The confusion matrix of ARGD for evaluating the performance of the algorithm is listed in
Table 5 with the statistics expressed as percentages. The probability that clear skies were misclassified as clouds was as low as 1.34%, suggesting that the algorithm reduced the interference of sunlight. The case where the clouds were misclassified as clear skies was considered to be caused by the dark clouds in the area interfered by sunlight. Overall, the correct classification of 98.02% is quite satisfactory, demonstrating the effectiveness of the algorithm.
The evaluation results for the four algorithms are presented in the histogram (see
Figure 12). The recall of RBR was 99.42%, which was the highest among the four features, indicating that the majority of actual clouds were identified. The precision indicates that 9.17% of the pixels should be clear skies but were falsely determined to be clouds, and the accuracy was 92.98%, ranking third among all features. The accuracy and precision of S were 94.04% and 92.29% respectively, and the recall was 6.97% higher than the precision. The three statistics for S showed the second highest values among the four algorithms.
The accuracy of HYTA was the lowest at 91.29%. The recall of 97.97% is not low, but the precision of 89.78% is not good, so the tradeoff between these criteria was observed. Different threshold methods were employed to determine whether the image was unimodal or bimodal in this algorithm. The images of cumuliform and cirriform clouds segmented with adaptive thresholds were bimodal, and the images of stratiform clouds and clear sky with fixed thresholds for segmentation were unimodal. Different from the work of HYTA, the set of images in this paper was not image patches containing only a single cloud type. Clouds of different types inevitably appeared in an image to be processed, so the detection accuracy was decreased. The sky in a small area was uniform to the color change, but the entire clear sky was interfered by the uneven sunlight, so the unimodal result was detected. This is one of the reasons why HYTA performed poorly in this case. In addition to the interference of sunlight, the presence of multiple peaks also gave rise to the error of the MCE threshold.

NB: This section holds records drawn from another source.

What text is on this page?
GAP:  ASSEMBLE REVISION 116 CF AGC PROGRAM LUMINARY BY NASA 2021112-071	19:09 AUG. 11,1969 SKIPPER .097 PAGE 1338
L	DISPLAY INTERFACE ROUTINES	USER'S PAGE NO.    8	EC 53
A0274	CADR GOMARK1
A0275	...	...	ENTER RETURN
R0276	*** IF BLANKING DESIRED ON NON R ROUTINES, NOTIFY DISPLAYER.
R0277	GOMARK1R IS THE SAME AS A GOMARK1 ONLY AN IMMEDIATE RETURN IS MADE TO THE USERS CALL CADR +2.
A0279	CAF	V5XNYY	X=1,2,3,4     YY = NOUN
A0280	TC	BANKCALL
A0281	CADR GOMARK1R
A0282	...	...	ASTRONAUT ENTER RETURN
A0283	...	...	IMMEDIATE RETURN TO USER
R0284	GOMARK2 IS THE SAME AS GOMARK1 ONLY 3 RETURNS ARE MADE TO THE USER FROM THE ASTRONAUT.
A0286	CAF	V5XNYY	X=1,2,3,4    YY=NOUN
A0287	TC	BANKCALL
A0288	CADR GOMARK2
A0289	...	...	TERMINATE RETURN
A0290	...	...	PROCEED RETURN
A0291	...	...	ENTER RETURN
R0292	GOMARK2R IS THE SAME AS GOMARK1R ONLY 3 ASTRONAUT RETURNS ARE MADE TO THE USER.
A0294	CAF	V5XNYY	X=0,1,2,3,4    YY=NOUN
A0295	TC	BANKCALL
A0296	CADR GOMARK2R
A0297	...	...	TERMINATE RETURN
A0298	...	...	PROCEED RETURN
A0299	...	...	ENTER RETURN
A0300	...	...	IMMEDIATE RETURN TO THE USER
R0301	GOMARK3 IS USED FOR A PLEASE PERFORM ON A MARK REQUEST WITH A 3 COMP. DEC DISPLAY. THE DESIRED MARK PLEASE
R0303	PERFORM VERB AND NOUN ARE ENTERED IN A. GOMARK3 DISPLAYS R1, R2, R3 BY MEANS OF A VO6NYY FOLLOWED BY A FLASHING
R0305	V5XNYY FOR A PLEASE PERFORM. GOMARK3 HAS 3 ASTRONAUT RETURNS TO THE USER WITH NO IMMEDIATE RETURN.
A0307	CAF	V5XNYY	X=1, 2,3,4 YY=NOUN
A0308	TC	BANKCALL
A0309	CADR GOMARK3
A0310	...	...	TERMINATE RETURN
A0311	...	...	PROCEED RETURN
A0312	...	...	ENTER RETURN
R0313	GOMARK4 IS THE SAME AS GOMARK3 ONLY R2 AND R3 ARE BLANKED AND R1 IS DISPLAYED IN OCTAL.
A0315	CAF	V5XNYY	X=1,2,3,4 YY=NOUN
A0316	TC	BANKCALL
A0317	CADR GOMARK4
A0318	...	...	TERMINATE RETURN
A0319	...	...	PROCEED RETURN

Compared to other algorithms, ARGD had the highest accuracy of 98.02%, and moreover, the recall and precision were the most balanced. Although the recall rate of 99.02% was the lowest, it was not much different from the recall values of the other algorithms. Overall, ARGD obtained outstanding detection results. The outstanding performance was due to the weakening of the effect of sunlight, demonstrating that interference by sunlight was the difficulty that must be overcome to obtain improved accuracy. In summary, ARGD reduced the interference of sunlight and achieved better performance. Therefore, it is the most promising approach.